Akunin is a learned, stylish, self-consciously middle-class and middle-brow writer. The closest comparison is perhaps to the Umberto Eco of The Name of the Rose – although Akunin wears his erudition more lightly. As with Eco, Akunin’s books display an author simultaneously unashamed to know stuff, but relaxed enough about it not to feel the need to display it  and not to be shy of entertainment for its own sake. Akunin is a stylist, but he is no showy, fancy dan.

Pelagia And The Red Rooster, starts as a routine investigation into the murder on a river ferry of one of many self-proclaimed millenial prophets. It quickly becomes clear the victim is a follower and not the prophet himself and that Sister Pelagia’s dogged pursuit of the murderer and the real prophet has put her in mortal danger. Pelagia flees to Palestine to continue her search across the Holy Land, unaware she is being pursued by an unidentified assassin. Back in Russia her friends and associates try to uncover why Pelagia has become a target through the labyrinthine corridors of Russian power.

What develops from the investigations in Russia and Palestine is an increasingly murky physical world. Pelagia’s search becomes a quest for meaning where there appears to be none. Her friends’ quest is to bring rational justice into the political world. As the book unfolds, Akunin, a rational, liberal, humanist,  stretches that definition to the absolute limit.

As ever the journey to the grand finale is richly entertaining, Pelagia is a wonderfully appealing character and Pelagia And The Red Rooster reveals itself to be less a strange book and more an extraordinary novel from a singular talent.

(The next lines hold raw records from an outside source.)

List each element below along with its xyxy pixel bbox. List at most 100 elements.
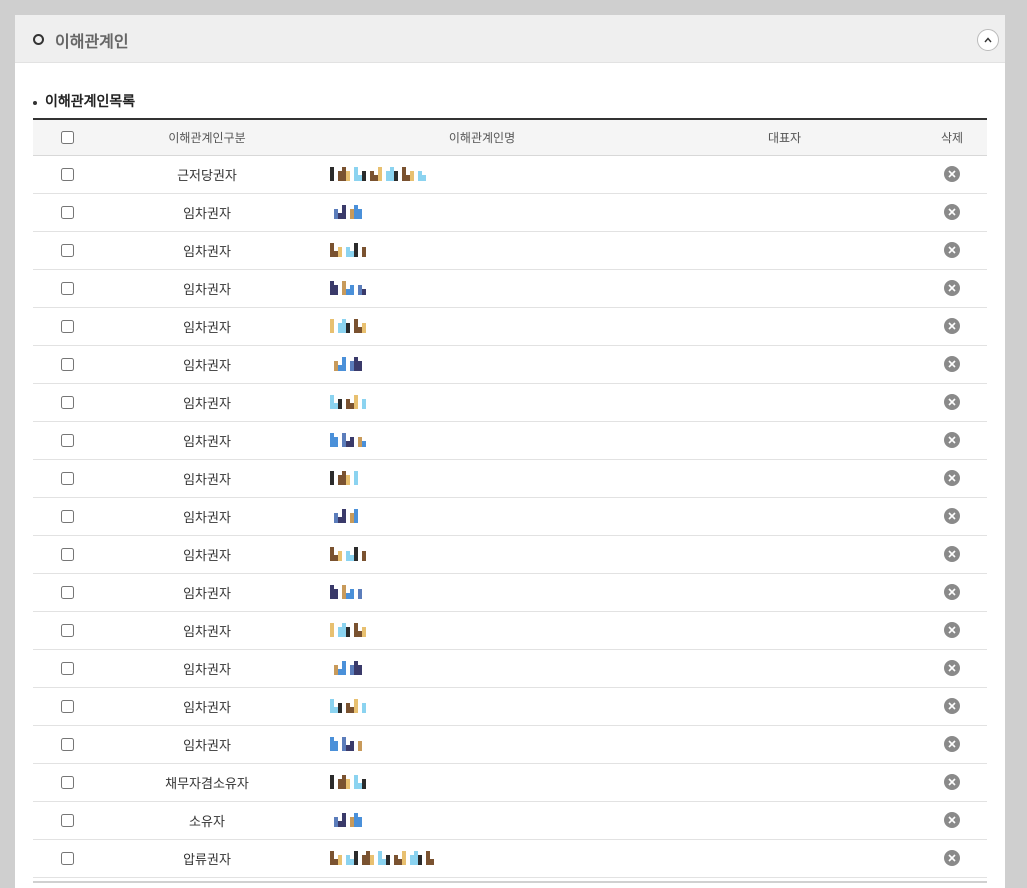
table-row: 임차권자 (33, 421, 987, 460)
representative-cell (652, 459, 917, 498)
row-checkbox[interactable] (61, 623, 74, 637)
delete-row-button[interactable] (944, 356, 960, 372)
delete-cell (917, 231, 987, 270)
stakeholder-name-cell (312, 231, 652, 270)
table-row: 임차권자 (33, 231, 987, 270)
row-checkbox[interactable] (61, 661, 74, 675)
stakeholder-type-cell: 소유자 (102, 801, 312, 840)
delete-cell (917, 269, 987, 308)
row-select-cell (33, 231, 102, 270)
table-row: 임차권자 (33, 725, 987, 764)
stakeholder-type-cell: 근저당권자 (102, 155, 312, 194)
stakeholder-type-cell: 임차권자 (102, 307, 312, 346)
row-checkbox[interactable] (61, 319, 74, 333)
close-circle-icon (948, 702, 956, 710)
row-select-cell (33, 269, 102, 308)
stakeholder-name-cell (312, 839, 652, 878)
stakeholder-type-cell: 채무자겸소유자 (102, 763, 312, 802)
row-checkbox[interactable] (61, 509, 74, 523)
row-checkbox[interactable] (61, 281, 74, 295)
delete-row-button[interactable] (944, 432, 960, 448)
delete-cell (917, 383, 987, 422)
close-circle-icon (948, 588, 956, 596)
row-checkbox[interactable] (61, 851, 74, 865)
redacted-name-pixelation (330, 623, 366, 637)
close-circle-icon (948, 550, 956, 558)
row-checkbox[interactable] (61, 699, 74, 713)
delete-row-button[interactable] (944, 850, 960, 866)
row-select-cell (33, 345, 102, 384)
table-row: 채무자겸소유자 (33, 763, 987, 802)
stakeholder-type-cell: 임차권자 (102, 231, 312, 270)
row-checkbox[interactable] (61, 395, 74, 409)
row-checkbox[interactable] (61, 813, 74, 827)
stakeholder-name-cell (312, 459, 652, 498)
close-circle-icon (948, 170, 956, 178)
panel-title: 이해관계인 (55, 32, 129, 51)
redacted-name-pixelation (330, 433, 366, 447)
representative-cell (652, 649, 917, 688)
panel-header: 이해관계인 (15, 15, 1005, 63)
representative-cell (652, 763, 917, 802)
delete-row-button[interactable] (944, 470, 960, 486)
collapse-button[interactable] (977, 29, 999, 51)
delete-row-button[interactable] (944, 394, 960, 410)
delete-cell (917, 535, 987, 574)
delete-row-button[interactable] (944, 622, 960, 638)
row-select-cell (33, 497, 102, 536)
delete-row-button[interactable] (944, 774, 960, 790)
select-all-header (33, 118, 102, 156)
row-checkbox[interactable] (61, 471, 74, 485)
row-checkbox[interactable] (61, 167, 74, 181)
row-checkbox[interactable] (61, 357, 74, 371)
row-select-cell (33, 763, 102, 802)
stakeholder-type-cell: 임차권자 (102, 383, 312, 422)
bullet-icon (33, 101, 37, 105)
representative-cell (652, 497, 917, 536)
delete-row-button[interactable] (944, 280, 960, 296)
stakeholder-name-cell (312, 383, 652, 422)
row-select-cell (33, 687, 102, 726)
delete-row-button[interactable] (944, 736, 960, 752)
redacted-name-pixelation (330, 167, 426, 181)
row-checkbox[interactable] (61, 585, 74, 599)
stakeholder-name-cell (312, 307, 652, 346)
delete-row-button[interactable] (944, 242, 960, 258)
delete-row-button[interactable] (944, 812, 960, 828)
delete-row-button[interactable] (944, 204, 960, 220)
stakeholder-table: 이해관계인구분 이해관계인명 대표자 삭제 근저당권자 임차권자 임차권자 임차권자 임… (33, 118, 987, 878)
section-title: 이해관계인목록 (33, 89, 987, 118)
stakeholder-name-cell (312, 193, 652, 232)
section-title-label: 이해관계인목록 (45, 94, 136, 110)
table-row: 임차권자 (33, 193, 987, 232)
close-circle-icon (948, 398, 956, 406)
delete-row-button[interactable] (944, 660, 960, 676)
row-checkbox[interactable] (61, 547, 74, 561)
delete-row-button[interactable] (944, 546, 960, 562)
close-circle-icon (948, 246, 956, 254)
delete-cell (917, 801, 987, 840)
stakeholder-list-section: 이해관계인목록 이해관계인구분 이해관계인명 대표자 삭제 근저당권자 임차권자… (33, 89, 987, 878)
row-checkbox[interactable] (61, 205, 74, 219)
redacted-name-pixelation (330, 699, 366, 713)
delete-row-button[interactable] (944, 166, 960, 182)
row-checkbox[interactable] (61, 737, 74, 751)
delete-row-button[interactable] (944, 584, 960, 600)
close-circle-icon (948, 436, 956, 444)
row-checkbox[interactable] (61, 243, 74, 257)
redacted-name-pixelation (330, 813, 366, 827)
representative-cell (652, 421, 917, 460)
representative-cell (652, 801, 917, 840)
delete-row-button[interactable] (944, 508, 960, 524)
delete-row-button[interactable] (944, 318, 960, 334)
delete-row-button[interactable] (944, 698, 960, 714)
redacted-name-pixelation (330, 471, 358, 485)
table-row: 임차권자 (33, 459, 987, 498)
select-all-checkbox[interactable] (61, 131, 74, 145)
stakeholder-name-cell (312, 649, 652, 688)
row-checkbox[interactable] (61, 433, 74, 447)
stakeholder-type-cell: 압류권자 (102, 839, 312, 878)
row-checkbox[interactable] (61, 775, 74, 789)
delete-cell (917, 687, 987, 726)
representative-cell (652, 155, 917, 194)
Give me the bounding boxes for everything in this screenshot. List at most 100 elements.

P.S. This is the final instalment of the Pelagia series and consequently I am in light mourning. Worse, I am also up to date on the Erast Fandorin series, with the recently published (and inevitably excellent) The Coronation. However there could be much more Akunin to read –  as long as the publishers have the rights and have commissioned the translations.

So with fingers crossed, I hope it is not long before we have translations of the next four already published, episodes of Erast Fandorin, which take the great man to 1910. Apparently the series ultimately finishes in 1916, so there should be a handful more  (as yet unwritten) episodes before then.  I would also love to see  English language versions of the three books covering the exploits of Erast Fandorin’s grandson, which are set in modern day London.

In addition Akunin has also written a series called The Genre Project, where each novel is based on (you guessed it ) a different literary genre. So far there has been Spy Book, Children’s Book and Science Fiction Book. Best sounding of all though, is his “cinematic novel”, ten novellas covering the duration of the First World War, which is thus far up to 1915.

All that lot will do for now please Mr Publisher – I can perhaps live without his 20 volume Anthology of Japanese Literature. Thanks in advance.

2 Comments on Pelagia And The Red Rooster, by Boris Akunin

  1. Michael Chereisky on Mon, 6th Apr 2009 5:04 pm
  2. Let me suggest a slight correction: Erast Fandorin’s grandson, Sir Nicholas Fandorin, Bt was indeed born and raised in Britain, but his exploits are staged in modern day Moscow. Each book in this series – there’re three so far, and the fourth is scheduled to be published on 20 May – also contains a historic level set in the 17-18 centuries. Within each book, the two stories – modern and past – are masterfully intertwinned and full of Akunin’s brilliant sense of humour. I must add that Mr. Akunin himself (whose English is impeccable) considers the English translations of his works by Andrew Bromfield excellent and as close to the Russian originals as one might hope for.

  3. Faye on Tue, 2nd Jun 2009 3:04 am
  4. I don’t know what to make of this book either. But I’m glad I labored through to the breathtaking end.